Die Entstehung von Übergewicht ist in Deutschland ein vernachlässigtes Forschungsgebiet.
Eine der wenigen Ausnahmen bildet
an der Philipps-Universität die Kli-
nische Forschergruppe „Genetische
Mechanismen der Gewichtsregulation“. Professor Hebebrand versucht
hier mit seinen Mitarbeitern Erbanlagen zu identifizieren, die für
Übergewicht prädisponieren.
Diese Suche wird durch die
komplette Sequenzierung des
menschlichen Erbmaterials ungemein erleichtert. Anders als Medienberichte suggerieren, liegt erst
von den Chromosomen 21 und 22 –
bis auf winzige Abschnitte – die
vollständige, geordnete Sequenz vor.
Die übrigen Chromosomen sind
zwar auch schon in allen Teilen sequenziert worden, jedoch gleichen
die Daten einem riesigen Puzzle,
das noch zusammengesetzt werden
muss. Als Vorarbeit gibt es jedoch
von allen Chromosomen Karten, die
so genannte Mikrosatelliten verzeichnen. Das sind unverwechselbare Abschnitte im Genom, die als
Orientierungspunkte dienen. Einige
tausend dieser Mikrosatelliten sind
identifiziert worden, die sich wie
ein Raster über das Genom verteilen. Sie werden von den Genetikern
so ähnlich benutzt, wie ein Plan
von einem U-Bahn-Netz, auf dem
auch nur die Haltestellen verzeichnet sind. In diesem Fall liegt ebenfalls nur die Abfolge der Bahnhöfe
fest, über den Verlauf der U-BahnLinie zwischen den Haltestellen sagt
eine solche Karte jedoch nichts.
In Marburg sind bisher rund
hundert Familien mit mindestens
zwei übergewichtigen Kindern untersucht worden. Als Geschwister
teilen sie 50 Prozent des Erbmaterials miteinander. Tauchen bestimmte Chromosomenabschnitte, die mit
den Mikrosatelliten erkannt werden, häufiger als in 50 Prozent der
Fälle bei beiden Geschwistern auf,
liegt der Verdacht nahe, dass in der
Nähe dieser Orientierungsmarken
die gesuchten Erbanlagen für Übergewicht zu finden sein müssen. In
der Sprache der Genetiker „koppeln“ diese Abschnitte miteinander.
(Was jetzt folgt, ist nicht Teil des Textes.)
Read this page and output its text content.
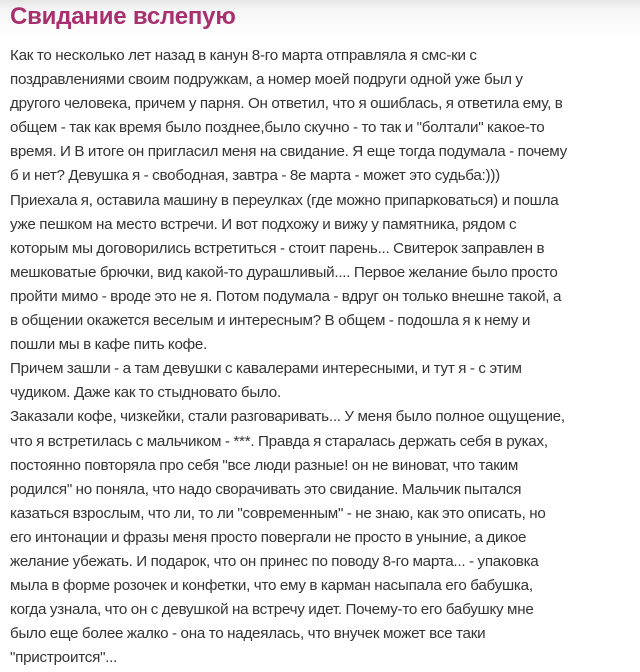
Свидание вслепую
Как то несколько лет назад в канун 8-го марта отправляла я смс-ки с
поздравлениями своим подружкам, а номер моей подруги одной уже был у
другого человека, причем у парня. Он ответил, что я ошиблась, я ответила ему, в
общем - так как время было позднее,было скучно - то так и "болтали" какое-то
время. И В итоге он пригласил меня на свидание. Я еще тогда подумала - почему
б и нет? Девушка я - свободная, завтра - 8е марта - может это судьба:)))
Приехала я, оставила машину в переулках (где можно припарковаться) и пошла
уже пешком на место встречи. И вот подхожу и вижу у памятника, рядом с
которым мы договорились встретиться - стоит парень... Свитерок заправлен в
мешковатые брючки, вид какой-то дурашливый.... Первое желание было просто
пройти мимо - вроде это не я. Потом подумала - вдруг он только внешне такой, а
в общении окажется веселым и интересным? В общем - подошла я к нему и
пошли мы в кафе пить кофе.
Причем зашли - а там девушки с кавалерами интересными, и тут я - с этим
чудиком. Даже как то стыдновато было.
Заказали кофе, чизкейки, стали разговаривать... У меня было полное ощущение,
что я встретилась с мальчиком - ***. Правда я старалась держать себя в руках,
постоянно повторяла про себя "все люди разные! он не виноват, что таким
родился" но поняла, что надо сворачивать это свидание. Мальчик пытался
казаться взрослым, что ли, то ли "современным" - не знаю, как это описать, но
его интонации и фразы меня просто повергали не просто в уныние, а дикое
желание убежать. И подарок, что он принес по поводу 8-го марта... - упаковка
мыла в форме розочек и конфетки, что ему в карман насыпала его бабушка,
когда узнала, что он с девушкой на встречу идет. Почему-то его бабушку мне
было еще более жалко - она то надеялась, что внучек может все таки
"пристроится"...
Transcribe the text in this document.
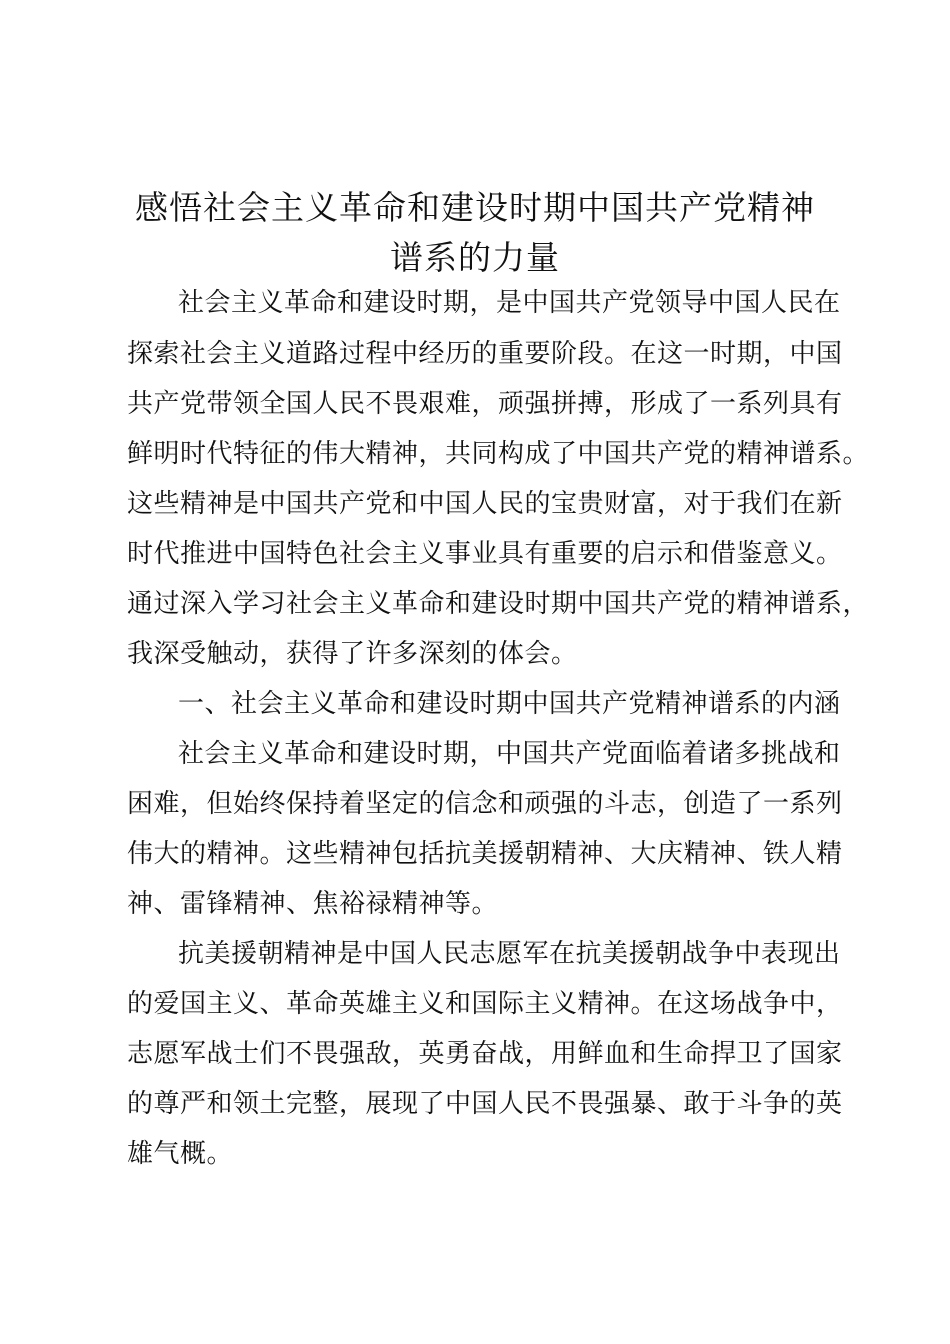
感悟社会主义革命和建设时期中国共产党精神
谱系的力量
社会主义革命和建设时期，是中国共产党领导中国人民在
探索社会主义道路过程中经历的重要阶段。在这一时期，中国
共产党带领全国人民不畏艰难，顽强拼搏，形成了一系列具有
鲜明时代特征的伟大精神，共同构成了中国共产党的精神谱系。
这些精神是中国共产党和中国人民的宝贵财富，对于我们在新
时代推进中国特色社会主义事业具有重要的启示和借鉴意义。
通过深入学习社会主义革命和建设时期中国共产党的精神谱系，
我深受触动，获得了许多深刻的体会。
一、社会主义革命和建设时期中国共产党精神谱系的内涵
社会主义革命和建设时期，中国共产党面临着诸多挑战和
困难，但始终保持着坚定的信念和顽强的斗志，创造了一系列
伟大的精神。这些精神包括抗美援朝精神、大庆精神、铁人精
神、雷锋精神、焦裕禄精神等。
抗美援朝精神是中国人民志愿军在抗美援朝战争中表现出
的爱国主义、革命英雄主义和国际主义精神。在这场战争中，
志愿军战士们不畏强敌，英勇奋战，用鲜血和生命捍卫了国家
的尊严和领土完整，展现了中国人民不畏强暴、敢于斗争的英
雄气概。
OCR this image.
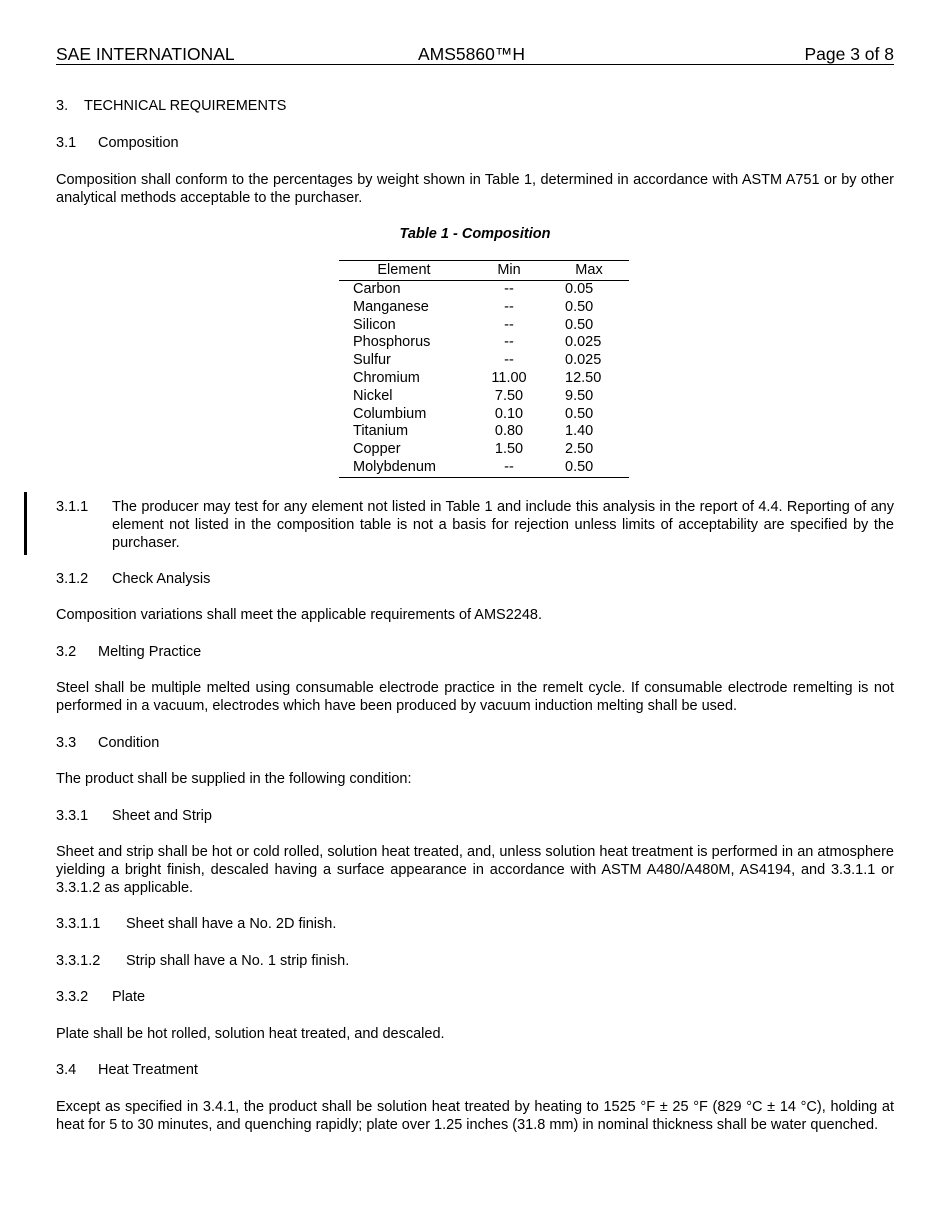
SAE INTERNATIONAL	AMS5860™H	Page 3 of 8
3. TECHNICAL REQUIREMENTS
3.1 Composition
Composition shall conform to the percentages by weight shown in Table 1, determined in accordance with ASTM A751 or by other analytical methods acceptable to the purchaser.
Table 1 - Composition
Element	Min	Max
Carbon	--	0.05
Manganese	--	0.50
Silicon	--	0.50
Phosphorus	--	0.025
Sulfur	--	0.025
Chromium	11.00	12.50
Nickel	7.50	9.50
Columbium	0.10	0.50
Titanium	0.80	1.40
Copper	1.50	2.50
Molybdenum	--	0.50
3.1.1 The producer may test for any element not listed in Table 1 and include this analysis in the report of 4.4. Reporting of any element not listed in the composition table is not a basis for rejection unless limits of acceptability are specified by the purchaser.
3.1.2 Check Analysis
Composition variations shall meet the applicable requirements of AMS2248.
3.2 Melting Practice
Steel shall be multiple melted using consumable electrode practice in the remelt cycle. If consumable electrode remelting is not performed in a vacuum, electrodes which have been produced by vacuum induction melting shall be used.
3.3 Condition
The product shall be supplied in the following condition:
3.3.1 Sheet and Strip
Sheet and strip shall be hot or cold rolled, solution heat treated, and, unless solution heat treatment is performed in an atmosphere yielding a bright finish, descaled having a surface appearance in accordance with ASTM A480/A480M, AS4194, and 3.3.1.1 or 3.3.1.2 as applicable.
3.3.1.1 Sheet shall have a No. 2D finish.
3.3.1.2 Strip shall have a No. 1 strip finish.
3.3.2 Plate
Plate shall be hot rolled, solution heat treated, and descaled.
3.4 Heat Treatment
Except as specified in 3.4.1, the product shall be solution heat treated by heating to 1525 °F ± 25 °F (829 °C ± 14 °C), holding at heat for 5 to 30 minutes, and quenching rapidly; plate over 1.25 inches (31.8 mm) in nominal thickness shall be water quenched.
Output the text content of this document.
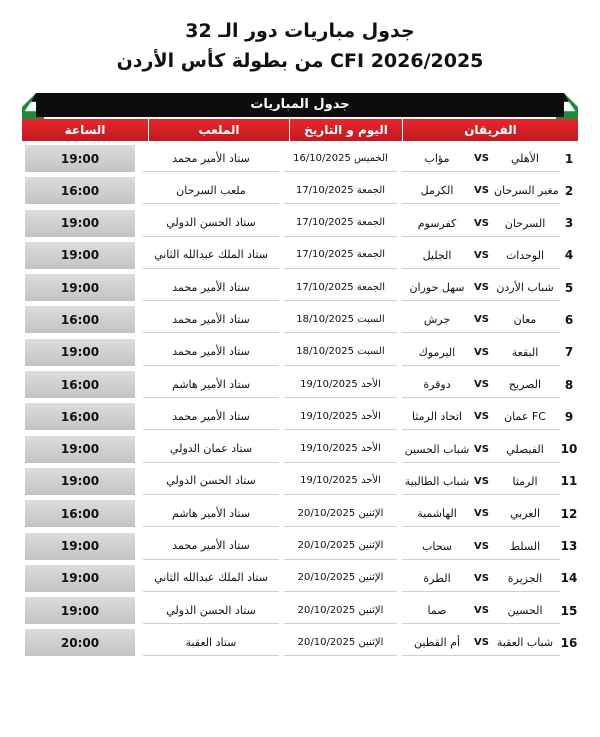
جدول مباريات دور الـ 32
من بطولة كأس الأردن CFI 2026/2025
جدول المباريات
الفريقان
اليوم و التاريخ
الملعب
الساعة
1
الأهلي
VS
مؤاب
الخميس 16/10/2025
ستاد الأمير محمد
19:00
2
مغير السرحان
VS
الكرمل
الجمعة 17/10/2025
ملعب السرحان
16:00
3
السرحان
VS
كفرسوم
الجمعة 17/10/2025
ستاد الحسن الدولي
19:00
4
الوحدات
VS
الجليل
الجمعة 17/10/2025
ستاد الملك عبدالله الثاني
19:00
5
شباب الأردن
VS
سهل حوران
الجمعة 17/10/2025
ستاد الأمير محمد
19:00
6
معان
VS
جرش
السبت 18/10/2025
ستاد الأمير محمد
16:00
7
البقعة
VS
اليرموك
السبت 18/10/2025
ستاد الأمير محمد
19:00
8
الصريح
VS
دوقرة
الأحد 19/10/2025
ستاد الأمير هاشم
16:00
9
عمان FC
VS
اتحاد الرمثا
الأحد 19/10/2025
ستاد الأمير محمد
16:00
10
الفيصلي
VS
شباب الحسين
الأحد 19/10/2025
ستاد عمان الدولي
19:00
11
الرمثا
VS
شباب الطالبية
الأحد 19/10/2025
ستاد الحسن الدولي
19:00
12
العربي
VS
الهاشمية
الإثنين 20/10/2025
ستاد الأمير هاشم
16:00
13
السلط
VS
سحاب
الإثنين 20/10/2025
ستاد الأمير محمد
19:00
14
الجزيرة
VS
الطرة
الإثنين 20/10/2025
ستاد الملك عبدالله الثاني
19:00
15
الحسين
VS
صما
الإثنين 20/10/2025
ستاد الحسن الدولي
19:00
16
شباب العقبة
VS
أم القطين
الإثنين 20/10/2025
ستاد العقبة
20:00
Allerdings können die verdächtigen
Regionen durchaus noch bis zu 300
Gene umfassen. Weltweit sind
bislang schon zahlreiche derartige
Regionen identifiziert worden. Die
in dem Forschungsverbund zusammengeschlossenen Gruppen (Jena,
Bad Nauheim, Heidelberg, Ulm)
werden in den nächsten Jahren versuchen, die in diesen Regionen liegenden Erbanlagen zu identifizieren.
Es scheint also nicht das „Übergewichts-Gen“ zu geben, sondern es
gibt eine Vielzahl von Erbanlagen,
die Fettleibigkeit auslösen können.
Damit Übergewicht entstehen kann,
müssen in aller Regel mehrere derartige Erbanlagen vorhanden sein.
Kennt man erst mal die Gene, so
lässt sich die Biochemie der Entstehung von Übergewicht viel leichter
durchschauen. Vielleicht findet sich
so auch ein Ansatzpunkt, um Medikamente gegen Fettleibigkeit zu entwickeln.